In het openbaar bestuur in het algemeen, maar ook bij de ministeries apart, zijn de twee hoogste posten in de hiërarchie (« top managers » en « management- en staffuncties ») bijna uitsluitend mannelijk (behalve bij de basistaken in de ministeries). Bovendien zijn vrouwen van universitair niveau (niveau A) afhankelijk van de specifieke dienst soms zwaar ondervertegenwoordgid (zie bijlage).
Artikel 11bis van de Grondwet bepaalt : « De wet, het decreet of de in artikel 134 bedoelde regel waarborgen voor vrouwen en mannen de gelijke uitoefening van hun rechten en vrijheden, en bevorderen meer bepaald hun gelijke toegang tot de door verkiezing verkregen mandaten en de openbare mandaten. »

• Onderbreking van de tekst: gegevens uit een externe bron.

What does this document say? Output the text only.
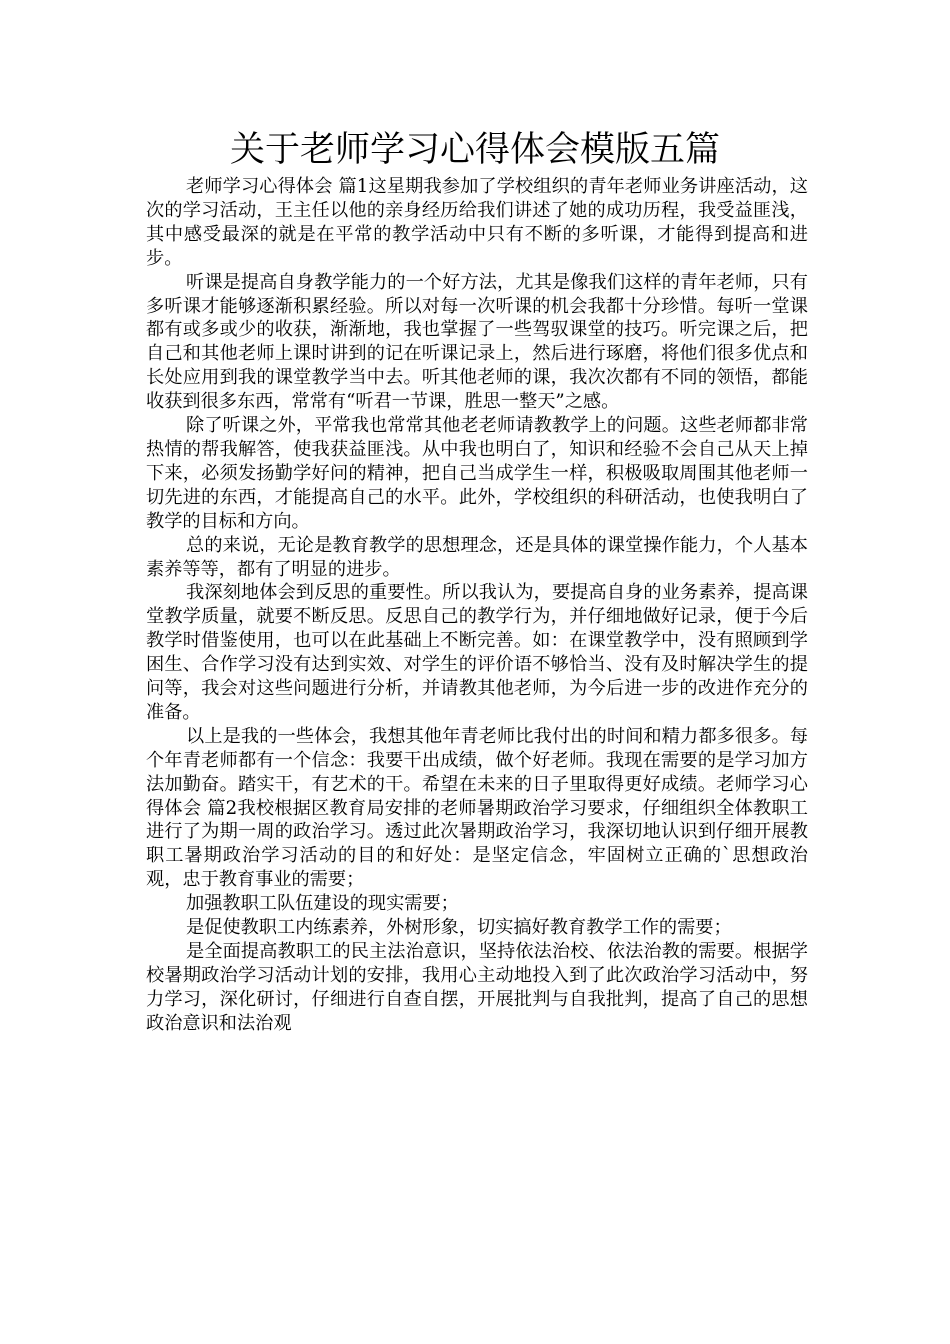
关于老师学习心得体会模版五篇

老师学习心得体会 篇1这星期我参加了学校组织的青年老师业务讲座活动，这次的学习活动，王主任以他的亲身经历给我们讲述了她的成功历程，我受益匪浅，其中感受最深的就是在平常的教学活动中只有不断的多听课，才能得到提高和进步。

听课是提高自身教学能力的一个好方法，尤其是像我们这样的青年老师，只有多听课才能够逐渐积累经验。所以对每一次听课的机会我都十分珍惜。每听一堂课都有或多或少的收获，渐渐地，我也掌握了一些驾驭课堂的技巧。听完课之后，把自己和其他老师上课时讲到的记在听课记录上，然后进行琢磨，将他们很多优点和长处应用到我的课堂教学当中去。听其他老师的课，我次次都有不同的领悟，都能收获到很多东西，常常有“听君一节课，胜思一整天”之感。

除了听课之外，平常我也常常其他老老师请教教学上的问题。这些老师都非常热情的帮我解答，使我获益匪浅。从中我也明白了，知识和经验不会自己从天上掉下来，必须发扬勤学好问的精神，把自己当成学生一样，积极吸取周围其他老师一切先进的东西，才能提高自己的水平。此外，学校组织的科研活动，也使我明白了教学的目标和方向。

总的来说，无论是教育教学的思想理念，还是具体的课堂操作能力，个人基本素养等等，都有了明显的进步。

我深刻地体会到反思的重要性。所以我认为，要提高自身的业务素养，提高课堂教学质量，就要不断反思。反思自己的教学行为，并仔细地做好记录，便于今后教学时借鉴使用，也可以在此基础上不断完善。如：在课堂教学中，没有照顾到学困生、合作学习没有达到实效、对学生的评价语不够恰当、没有及时解决学生的提问等，我会对这些问题进行分析，并请教其他老师，为今后进一步的改进作充分的准备。

以上是我的一些体会，我想其他年青老师比我付出的时间和精力都多很多。每个年青老师都有一个信念：我要干出成绩，做个好老师。我现在需要的是学习加方法加勤奋。踏实干，有艺术的干。希望在未来的日子里取得更好成绩。老师学习心得体会 篇2我校根据区教育局安排的老师暑期政治学习要求，仔细组织全体教职工进行了为期一周的政治学习。透过此次暑期政治学习，我深切地认识到仔细开展教职工暑期政治学习活动的目的和好处：是坚定信念，牢固树立正确的`思想政治观，忠于教育事业的需要；

加强教职工队伍建设的现实需要；

是促使教职工内练素养，外树形象，切实搞好教育教学工作的需要；

是全面提高教职工的民主法治意识，坚持依法治校、依法治教的需要。根据学校暑期政治学习活动计划的安排，我用心主动地投入到了此次政治学习活动中，努力学习，深化研讨，仔细进行自查自摆，开展批判与自我批判，提高了自己的思想政治意识和法治观
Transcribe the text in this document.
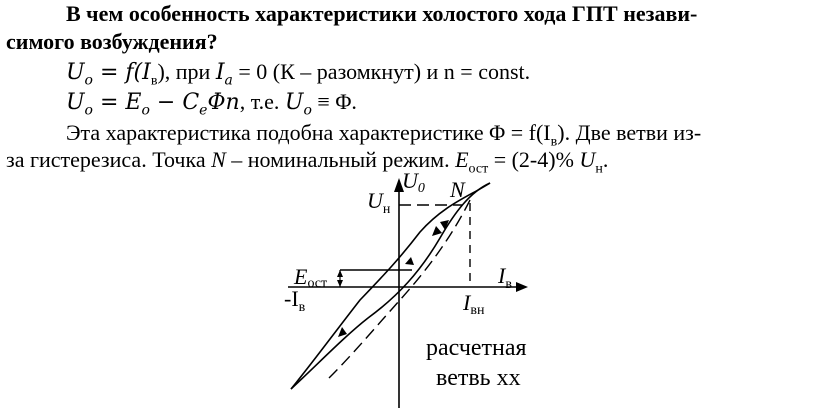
В чем особенность характеристики холостого хода ГПТ незави-
симого возбуждения?
$U_o = f(I_в)$, при $I_a = 0$ (К – разомкнут) и n = const.
$U_o = E_o - C_e\Phi n$, т.е. $U_o \equiv \Phi$.
Эта характеристика подобна характеристике $\Phi = f(I_в)$. Две ветви из-
за гистерезиса. Точка N – номинальный режим. $E_{ост} = (2-4)\%$ $U_н$.
U0
$U_н$
N
Eост	$I_в$
$-I_в$	Iвн
расчетная
ветвь хх
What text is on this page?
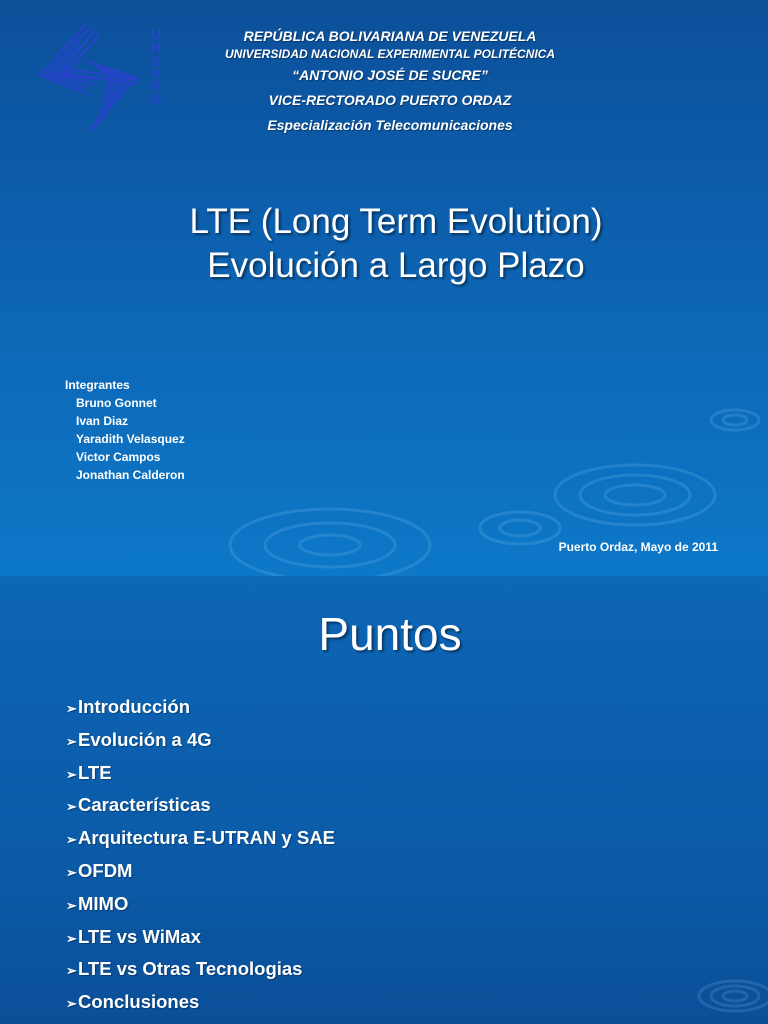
UNEXPO
REPÚBLICA BOLIVARIANA DE VENEZUELA
UNIVERSIDAD NACIONAL EXPERIMENTAL POLITÉCNICA
“ANTONIO JOSÉ DE SUCRE”
VICE-RECTORADO PUERTO ORDAZ
Especialización Telecomunicaciones
LTE (Long Term Evolution)
Evolución a Largo Plazo
Integrantes
Bruno Gonnet
Ivan Diaz
Yaradith Velasquez
Victor Campos
Jonathan Calderon
Puerto Ordaz, Mayo de 2011
Puntos
➢Introducción
➢Evolución a 4G
➢LTE
➢Características
➢Arquitectura E-UTRAN y SAE
➢OFDM
➢MIMO
➢LTE vs WiMax
➢LTE vs Otras Tecnologias
➢Conclusiones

Teneinde dit artikel na te leven en de grote verschillen tussen de diverse diensten in het openbaar bestuur indachtig, wensen wij de harmonie te herstellen door een quotum in te stellen waarbij ten minste 40 % van de leden van het andere geslacht moeten zijn dan de overige leden, voor de functies met verantwoordelijkheid in de besluitvormingsorganen van alle federale overheidsdiensten, programmatorische overheidsdiensten, openbare instellingen van sociale zekerheid, federale wetenschappelijke instellingen, instellingen van openbaar nut en het ministerie van Defensie.
Er zijn ook dringende maatregelen nodig om werk en privé-leven te verzoenen omdat in het hele openbare ambt gemiddeld meer vrouwen in de leeftijdscategorie tussen 20 en 39 jaar in niveau A aanwezig zijn, en het jammer zou zijn dat het moederschap een eind zou maken aan de carrièrewens van deze vrouwen.
Aangezien vrouwen slecht vertegenwoordigd zijn bij de besluitvormingsorganen van de Centrale Bank, van andere economische overheidsbedrijven maar ook van particuliere bedrijven, wensen wij op te leggen dat de raad van bestuur en het directiecomité van alle economische overheidsbedrijven zo moeten worden samengesteld dat ten minste 40 % van hun leden van het andere geslacht is dan de andere leden. Op die manier hopen wij dat deze praktijk zal worden gevolgd door de particuliere ondernemingen.
Wij bedoelen hier de economische overheidsbedrijven als gedefinieerd door het Europees Hof van Justitie (43) , namelijk alle organen die een commerciële en economische activiteit uitoefenen waarin de overheid rechtstreeks of onrechtstreeks de meerderheid van het geplaatste kapitaal bezit, beschikt over de meerderheid van de stemmen die verbonden zijn met de uitgegeven aandelen, of meer dan de helft van de leden van het bestuurs-, directie- of toezichtsorgaan kan aanwijzen. De autonome overheidsbedrijven bedoeld bij de wet van 21 maart 1991 betreffende de hervorming van sommige economische overheidsbedrijven worden hier dus eveneens bedoeld.
Er moeten ook heel wat inspanningen worden geleverd inzake de universiteitsprofessoren. Daarom wensen wij dat de federale ministers trachten een overlegd partnerschap tot stand te brengen met de gemeenschapsministers om zo tot een beter evenwicht te komen inzake de aanwezigheid van vrouwen op de hoogste posten van de instellingen voor hoger onderwijs.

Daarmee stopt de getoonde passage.